Tout d’abord, les pays voisins dans lesquels une population kurde est aussi présente ont réagi fortement et négativement. Le président turc Recep Tayyip Erdogan a prévenu le gouvernement régional du Kurdistan que ce referendum avait de grandes chances d’engendrer un conflit armé ethnique dans la région. Il a rajouté que des conséquences militaires et économiques pouvaient résulter de ce référendum et que le fait que le gouvernement Israélien reconnaisse leur indépendance ne les aidera pas. D’autres personnes politiques importantes du pays ont confirmé les propos du président en qualifiant la décision du Kurdistan d’erreur grave et irresponsable et de trahison.

Selon le gouvernement iranien, qui soutient l’intégrité territoriale de l’Irak, le référendum unilatéral est contraire à la constitution irakienne. La Syrie a déclaré qu’elle ne pourrait pas accepter la division de l’Irak et que l’indépendance nécessitait une provision légale provenant de la constitution irakienne afin d’être valable. Les Etats importants encourageant l’indépendance tels que les Etats-Unis et l’Israël sont tout de même inquiets par les conséquences pouvant résulter de ce référendum. Les américains, avant de préciser que cela ne changeait rien aux bonnes relations politiques qu’ils entretiennent avec les kurdes, ont annoncé que ce referendum pourrait ralentir l’exécution de priorités importantes dans la région, telles que la stabilisation, la résolution des conflits politiques et économiques internes ainsi que la défaite de l’Etat Islamique. Israël a affirmé son soutien au peuple kurde.
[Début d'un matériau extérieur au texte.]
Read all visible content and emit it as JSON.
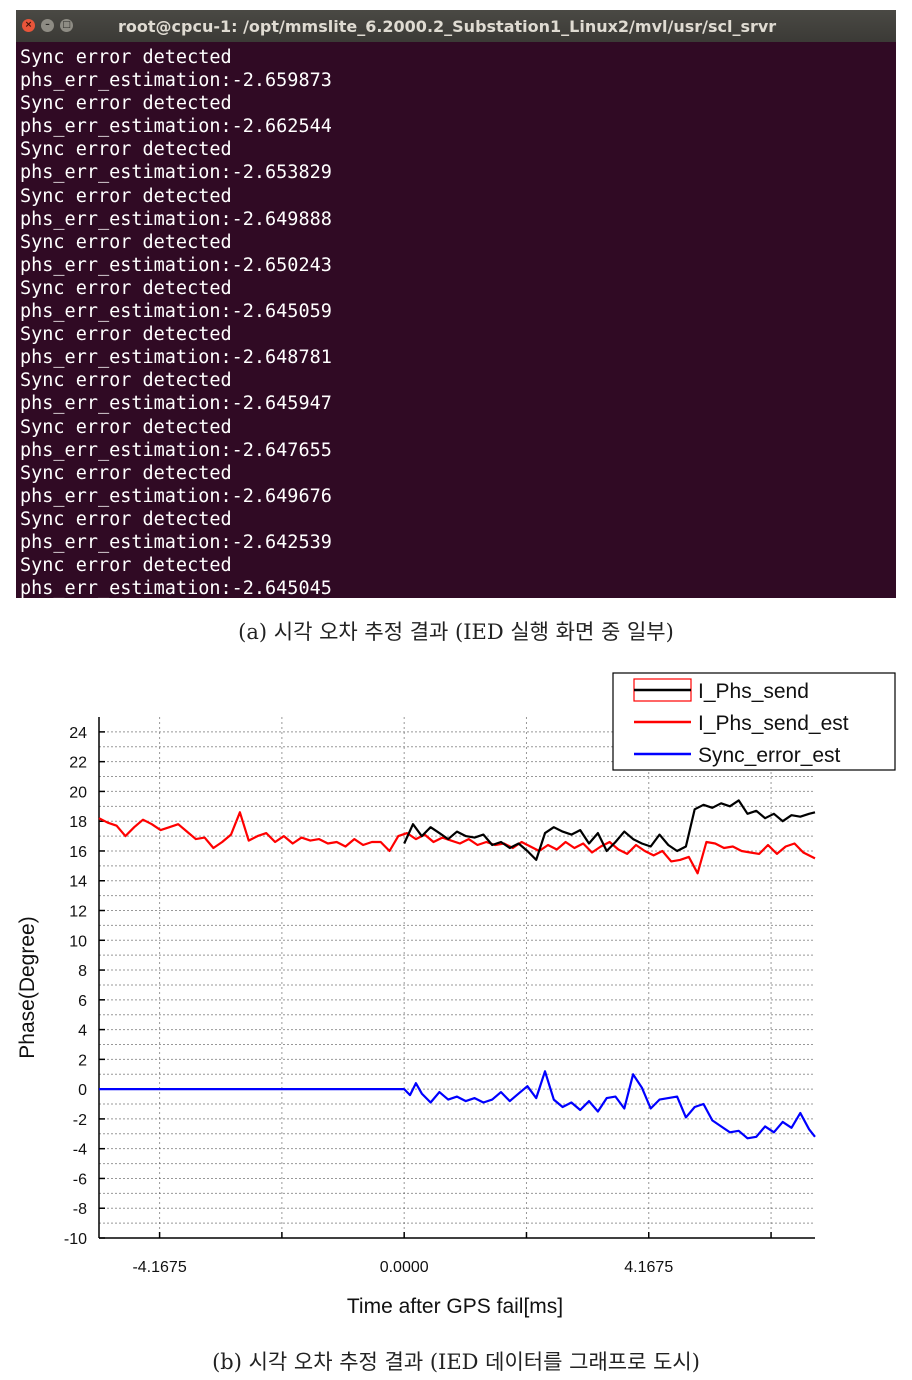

De nombreux Etats européens, tels que la France, la Belgique, l’Italie, la Grèce, la Pologne et la Suède ont déclaré qu’ils soutenaient le referendum et espéraient que la situation s’améliore rapidement. Le Royaume-Uni reconnaît le droit de chacun à la liberté et à prendre ses propres décisions mais rajoute que le moment choisi pour déclarer son indépendance n’est pas idéal et qu’il faut tout d’abord régler d’autres problèmes plus importants.

Conclusion

Nous pouvons donc constater que les réactions principales consistent plutôt en de l’inquiétude et de la pression politique de pays voisins n’étant pas favorables à cette indépendance. L’opinion générale est d’avis que ce referendum pourrait fortement affaiblir le gouvernement irakien et le gouvernement régional kurde et créer plus de tensions dans le pays même et dans la région qui l’entoure. Cette région est effectivement victime de grands conflits depuis plusieurs années. Les relations politiques et économiques sont lourdes d’histoires compliquées et fragiles qui pourraient facilement et violement être déstabilisées par ce type de changement.